Las elecciones presidenciales que se desarrollan actualmente en el Perú han vuelto a poner en evidencia uno de los principales problemas que enfrentan las democracias latinoamericanas: la profunda crisis de representación política. Más allá de quién resulte finalmente vencedor entre Keiko Fujimori y Roberto Sánchez, el verdadero dato político es que el sistema institucional peruano continúa mostrando signos de fragilidad estructural.
La primera vuelta electoral celebrada en abril confirmó la enorme fragmentación del escenario político peruano. Ninguno de los candidatos logró superar siquiera el veinte por ciento de los votos, situación que refleja la ausencia de liderazgos nacionales sólidos y la creciente desconfianza de la ciudadanía hacia los partidos políticos tradicionales. La dispersión del voto fue el reflejo de una sociedad dividida, desencantada y cada vez más distante de su dirigencia política.
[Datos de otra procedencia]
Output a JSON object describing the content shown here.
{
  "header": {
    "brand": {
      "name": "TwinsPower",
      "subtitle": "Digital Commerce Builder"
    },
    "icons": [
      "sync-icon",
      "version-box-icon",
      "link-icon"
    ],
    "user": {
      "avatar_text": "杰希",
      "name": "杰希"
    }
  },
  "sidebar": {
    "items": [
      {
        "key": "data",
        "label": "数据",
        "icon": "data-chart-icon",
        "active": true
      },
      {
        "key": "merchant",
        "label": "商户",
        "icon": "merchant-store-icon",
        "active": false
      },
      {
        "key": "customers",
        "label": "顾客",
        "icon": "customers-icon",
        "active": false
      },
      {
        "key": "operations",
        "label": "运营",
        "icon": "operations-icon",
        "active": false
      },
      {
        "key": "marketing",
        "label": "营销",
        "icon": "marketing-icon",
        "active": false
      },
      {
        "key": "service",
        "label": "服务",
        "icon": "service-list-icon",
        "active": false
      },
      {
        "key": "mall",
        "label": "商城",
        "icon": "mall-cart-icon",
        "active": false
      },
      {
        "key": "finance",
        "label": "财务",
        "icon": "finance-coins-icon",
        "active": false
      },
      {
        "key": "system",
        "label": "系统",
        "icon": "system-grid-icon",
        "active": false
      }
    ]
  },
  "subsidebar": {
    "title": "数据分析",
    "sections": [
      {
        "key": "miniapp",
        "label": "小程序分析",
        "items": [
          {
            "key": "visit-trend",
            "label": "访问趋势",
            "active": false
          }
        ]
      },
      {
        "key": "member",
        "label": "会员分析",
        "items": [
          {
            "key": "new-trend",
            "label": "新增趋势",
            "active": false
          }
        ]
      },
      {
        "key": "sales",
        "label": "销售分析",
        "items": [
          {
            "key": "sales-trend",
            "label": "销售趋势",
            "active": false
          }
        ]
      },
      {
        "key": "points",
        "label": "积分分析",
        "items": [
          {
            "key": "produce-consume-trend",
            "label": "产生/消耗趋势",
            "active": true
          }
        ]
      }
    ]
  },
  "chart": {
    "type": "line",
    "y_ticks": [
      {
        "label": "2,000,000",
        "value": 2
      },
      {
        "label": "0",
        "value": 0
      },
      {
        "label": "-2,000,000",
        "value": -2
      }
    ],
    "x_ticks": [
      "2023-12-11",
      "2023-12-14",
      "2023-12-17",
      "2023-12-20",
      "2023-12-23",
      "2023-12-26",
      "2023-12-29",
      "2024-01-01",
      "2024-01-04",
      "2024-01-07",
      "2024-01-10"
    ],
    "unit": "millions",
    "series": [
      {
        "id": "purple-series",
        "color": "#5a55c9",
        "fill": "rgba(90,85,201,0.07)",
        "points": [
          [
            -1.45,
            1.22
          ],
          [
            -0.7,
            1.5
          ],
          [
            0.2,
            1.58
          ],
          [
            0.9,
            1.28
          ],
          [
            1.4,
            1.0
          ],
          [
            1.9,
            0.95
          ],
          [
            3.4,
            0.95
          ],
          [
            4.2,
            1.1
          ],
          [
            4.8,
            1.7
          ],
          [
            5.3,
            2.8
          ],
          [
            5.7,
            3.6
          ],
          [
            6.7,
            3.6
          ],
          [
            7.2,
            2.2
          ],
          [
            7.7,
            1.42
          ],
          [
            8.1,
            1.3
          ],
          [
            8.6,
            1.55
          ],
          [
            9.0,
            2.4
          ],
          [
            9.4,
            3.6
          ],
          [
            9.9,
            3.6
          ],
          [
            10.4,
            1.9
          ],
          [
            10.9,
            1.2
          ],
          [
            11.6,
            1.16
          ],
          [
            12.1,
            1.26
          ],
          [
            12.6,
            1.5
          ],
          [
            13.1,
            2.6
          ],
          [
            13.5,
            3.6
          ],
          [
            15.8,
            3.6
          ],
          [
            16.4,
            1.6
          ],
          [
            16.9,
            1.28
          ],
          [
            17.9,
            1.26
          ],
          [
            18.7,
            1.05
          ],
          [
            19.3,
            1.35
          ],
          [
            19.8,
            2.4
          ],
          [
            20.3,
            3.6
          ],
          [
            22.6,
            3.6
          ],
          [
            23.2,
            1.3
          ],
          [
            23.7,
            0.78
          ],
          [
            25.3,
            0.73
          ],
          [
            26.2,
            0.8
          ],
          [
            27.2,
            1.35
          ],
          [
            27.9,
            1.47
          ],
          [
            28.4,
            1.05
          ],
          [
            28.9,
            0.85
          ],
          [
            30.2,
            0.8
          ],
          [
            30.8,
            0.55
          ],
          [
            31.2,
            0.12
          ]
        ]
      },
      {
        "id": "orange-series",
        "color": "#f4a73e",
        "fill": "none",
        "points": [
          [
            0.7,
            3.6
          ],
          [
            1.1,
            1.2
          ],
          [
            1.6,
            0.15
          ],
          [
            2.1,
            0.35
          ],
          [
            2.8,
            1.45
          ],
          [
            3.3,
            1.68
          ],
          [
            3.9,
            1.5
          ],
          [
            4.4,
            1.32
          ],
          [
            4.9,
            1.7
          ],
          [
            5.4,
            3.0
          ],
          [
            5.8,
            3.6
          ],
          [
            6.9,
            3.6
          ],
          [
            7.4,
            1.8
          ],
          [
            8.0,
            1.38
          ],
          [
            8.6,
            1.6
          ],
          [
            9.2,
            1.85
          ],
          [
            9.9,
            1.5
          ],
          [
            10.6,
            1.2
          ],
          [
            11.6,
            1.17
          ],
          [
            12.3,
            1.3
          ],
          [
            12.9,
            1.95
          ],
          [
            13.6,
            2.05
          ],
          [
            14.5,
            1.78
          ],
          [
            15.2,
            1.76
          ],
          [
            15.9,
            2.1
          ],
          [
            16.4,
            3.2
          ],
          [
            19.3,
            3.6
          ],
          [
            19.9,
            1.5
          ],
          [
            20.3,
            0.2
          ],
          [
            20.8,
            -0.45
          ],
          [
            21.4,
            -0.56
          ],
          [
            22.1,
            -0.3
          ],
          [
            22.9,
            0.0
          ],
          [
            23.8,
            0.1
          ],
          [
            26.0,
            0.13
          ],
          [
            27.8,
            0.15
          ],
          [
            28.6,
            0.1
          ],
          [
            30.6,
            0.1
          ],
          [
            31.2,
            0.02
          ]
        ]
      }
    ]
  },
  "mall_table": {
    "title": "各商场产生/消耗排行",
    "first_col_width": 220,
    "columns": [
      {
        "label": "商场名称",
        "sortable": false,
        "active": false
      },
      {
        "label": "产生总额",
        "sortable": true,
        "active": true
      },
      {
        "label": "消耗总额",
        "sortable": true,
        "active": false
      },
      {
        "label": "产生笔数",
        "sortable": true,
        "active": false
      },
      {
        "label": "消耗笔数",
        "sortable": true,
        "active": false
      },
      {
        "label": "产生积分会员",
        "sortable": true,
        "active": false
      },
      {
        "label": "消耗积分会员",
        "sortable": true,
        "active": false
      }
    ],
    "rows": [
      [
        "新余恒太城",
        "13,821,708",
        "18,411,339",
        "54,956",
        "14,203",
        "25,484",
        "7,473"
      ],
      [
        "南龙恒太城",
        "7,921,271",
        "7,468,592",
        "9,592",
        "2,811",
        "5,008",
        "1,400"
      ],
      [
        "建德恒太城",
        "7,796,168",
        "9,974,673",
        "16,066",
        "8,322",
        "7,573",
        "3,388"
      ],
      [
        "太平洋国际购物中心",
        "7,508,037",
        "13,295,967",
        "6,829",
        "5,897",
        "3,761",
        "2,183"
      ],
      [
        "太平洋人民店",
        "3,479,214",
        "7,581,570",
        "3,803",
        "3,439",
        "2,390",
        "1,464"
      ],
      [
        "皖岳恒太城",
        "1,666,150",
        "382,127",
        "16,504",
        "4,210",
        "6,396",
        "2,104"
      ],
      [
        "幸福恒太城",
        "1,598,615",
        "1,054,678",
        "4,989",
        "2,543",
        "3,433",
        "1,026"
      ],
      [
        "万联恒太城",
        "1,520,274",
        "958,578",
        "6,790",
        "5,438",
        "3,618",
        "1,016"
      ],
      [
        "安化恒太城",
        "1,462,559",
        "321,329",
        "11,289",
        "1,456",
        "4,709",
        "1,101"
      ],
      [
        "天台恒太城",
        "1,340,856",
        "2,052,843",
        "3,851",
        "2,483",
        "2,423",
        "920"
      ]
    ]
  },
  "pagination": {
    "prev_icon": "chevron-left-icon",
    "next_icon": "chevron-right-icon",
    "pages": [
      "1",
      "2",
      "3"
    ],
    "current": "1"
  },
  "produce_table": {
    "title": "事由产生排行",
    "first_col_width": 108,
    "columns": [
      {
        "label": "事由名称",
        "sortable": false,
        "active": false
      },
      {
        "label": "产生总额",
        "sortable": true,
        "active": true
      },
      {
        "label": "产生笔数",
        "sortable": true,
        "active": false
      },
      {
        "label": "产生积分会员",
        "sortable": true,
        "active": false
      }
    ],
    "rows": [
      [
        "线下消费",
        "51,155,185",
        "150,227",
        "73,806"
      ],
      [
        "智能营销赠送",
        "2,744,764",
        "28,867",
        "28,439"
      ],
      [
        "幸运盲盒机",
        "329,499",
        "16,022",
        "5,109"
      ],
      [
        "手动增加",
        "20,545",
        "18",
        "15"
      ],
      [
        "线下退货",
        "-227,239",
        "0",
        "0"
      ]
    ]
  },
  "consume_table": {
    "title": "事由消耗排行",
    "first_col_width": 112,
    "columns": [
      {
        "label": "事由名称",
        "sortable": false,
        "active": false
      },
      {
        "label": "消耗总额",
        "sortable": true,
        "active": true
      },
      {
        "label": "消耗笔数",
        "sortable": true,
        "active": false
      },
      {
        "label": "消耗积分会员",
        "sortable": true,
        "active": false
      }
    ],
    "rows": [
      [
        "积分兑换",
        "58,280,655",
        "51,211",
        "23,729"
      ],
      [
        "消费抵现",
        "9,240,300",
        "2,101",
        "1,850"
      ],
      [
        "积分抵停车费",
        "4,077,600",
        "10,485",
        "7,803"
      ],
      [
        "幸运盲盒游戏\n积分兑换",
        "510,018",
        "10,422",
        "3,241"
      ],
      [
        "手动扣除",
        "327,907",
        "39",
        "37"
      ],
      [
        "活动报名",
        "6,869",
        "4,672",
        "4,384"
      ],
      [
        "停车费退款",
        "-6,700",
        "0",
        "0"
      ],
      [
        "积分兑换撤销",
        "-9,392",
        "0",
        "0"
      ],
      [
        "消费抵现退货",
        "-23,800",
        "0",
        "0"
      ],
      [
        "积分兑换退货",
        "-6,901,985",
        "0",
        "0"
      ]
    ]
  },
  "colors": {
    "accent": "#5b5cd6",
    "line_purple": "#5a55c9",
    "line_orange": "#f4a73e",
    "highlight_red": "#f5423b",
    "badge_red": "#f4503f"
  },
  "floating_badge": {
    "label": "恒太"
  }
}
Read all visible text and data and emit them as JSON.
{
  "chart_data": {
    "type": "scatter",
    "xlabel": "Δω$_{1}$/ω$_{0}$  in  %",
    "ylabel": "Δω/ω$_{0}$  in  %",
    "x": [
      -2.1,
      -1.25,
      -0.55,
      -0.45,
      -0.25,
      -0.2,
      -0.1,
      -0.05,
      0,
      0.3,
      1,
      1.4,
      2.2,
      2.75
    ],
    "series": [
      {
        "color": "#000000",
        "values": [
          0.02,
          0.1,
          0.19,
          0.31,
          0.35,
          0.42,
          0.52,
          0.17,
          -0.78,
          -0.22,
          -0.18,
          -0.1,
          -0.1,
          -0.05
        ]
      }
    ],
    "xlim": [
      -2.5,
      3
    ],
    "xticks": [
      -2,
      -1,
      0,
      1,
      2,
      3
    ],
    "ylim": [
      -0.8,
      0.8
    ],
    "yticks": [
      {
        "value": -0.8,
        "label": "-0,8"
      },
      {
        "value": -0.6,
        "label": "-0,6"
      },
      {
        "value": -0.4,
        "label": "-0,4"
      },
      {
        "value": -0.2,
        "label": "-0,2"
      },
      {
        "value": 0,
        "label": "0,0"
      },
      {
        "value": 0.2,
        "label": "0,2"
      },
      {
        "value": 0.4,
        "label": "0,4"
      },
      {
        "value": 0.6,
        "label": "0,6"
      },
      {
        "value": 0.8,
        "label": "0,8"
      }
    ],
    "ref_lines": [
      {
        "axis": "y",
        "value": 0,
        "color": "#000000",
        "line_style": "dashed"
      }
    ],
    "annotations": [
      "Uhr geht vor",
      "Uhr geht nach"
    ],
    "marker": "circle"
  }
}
La segunda vuelta, celebrada el 7 de junio, enfrenta a dos visiones completamente diferentes del país. Por un lado, Keiko Fujimori representa la continuidad del modelo económico liberal, el fortalecimiento de la inversión privada y una agenda centrada en la seguridad ciudadana. Por el otro, Roberto Sánchez encarna una propuesta de izquierda que plantea reformas institucionales, mayor intervención estatal en sectores estratégicos y una revisión del actual esquema político y económico.
Sin embargo, la verdadera noticia no se encuentra únicamente en las diferencias ideológicas entre ambos candidatos, sino en la extraordinaria paridad observada durante el escrutinio. Los resultados preliminares muestran una diferencia mínima entre los dos postulantes, al punto que el desenlace depende de los votos provenientes de zonas rurales y del exterior.
Esta situación pone de manifiesto una fractura política que atraviesa al Perú desde hace varios años. La confrontación entre Lima y las provincias, entre sectores urbanos y rurales, entre quienes defienden el actual modelo económico y quienes reclaman cambios profundos, continúa siendo el eje central de la política peruana.
El próximo presidente asumirá en un contexto particularmente complejo. La inseguridad ciudadana, el avance del crimen organizado, la desaceleración económica y la falta de confianza en las instituciones constituyen desafíos que ningún gobierno podrá ignorar. A ello se suma un Congreso fragmentado que dificultará la construcción de mayorías estables para impulsar reformas de largo plazo.
La elección peruana de 2026 trasciende las fronteras nacionales. Lo que está en juego no es solamente la definición de un nuevo presidente, sino la capacidad del sistema político peruano para recuperar gobernabilidad después de una década marcada por la inestabilidad, la confrontación institucional y la pérdida progresiva de legitimidad de sus dirigentes. El resultado final podrá determinar quién ocupará el Palacio de Gobierno, pero el verdadero desafío será reconstruir la confianza de una ciudadanía que parece haber dejado de creer en la política como herramienta de transformación y representación social.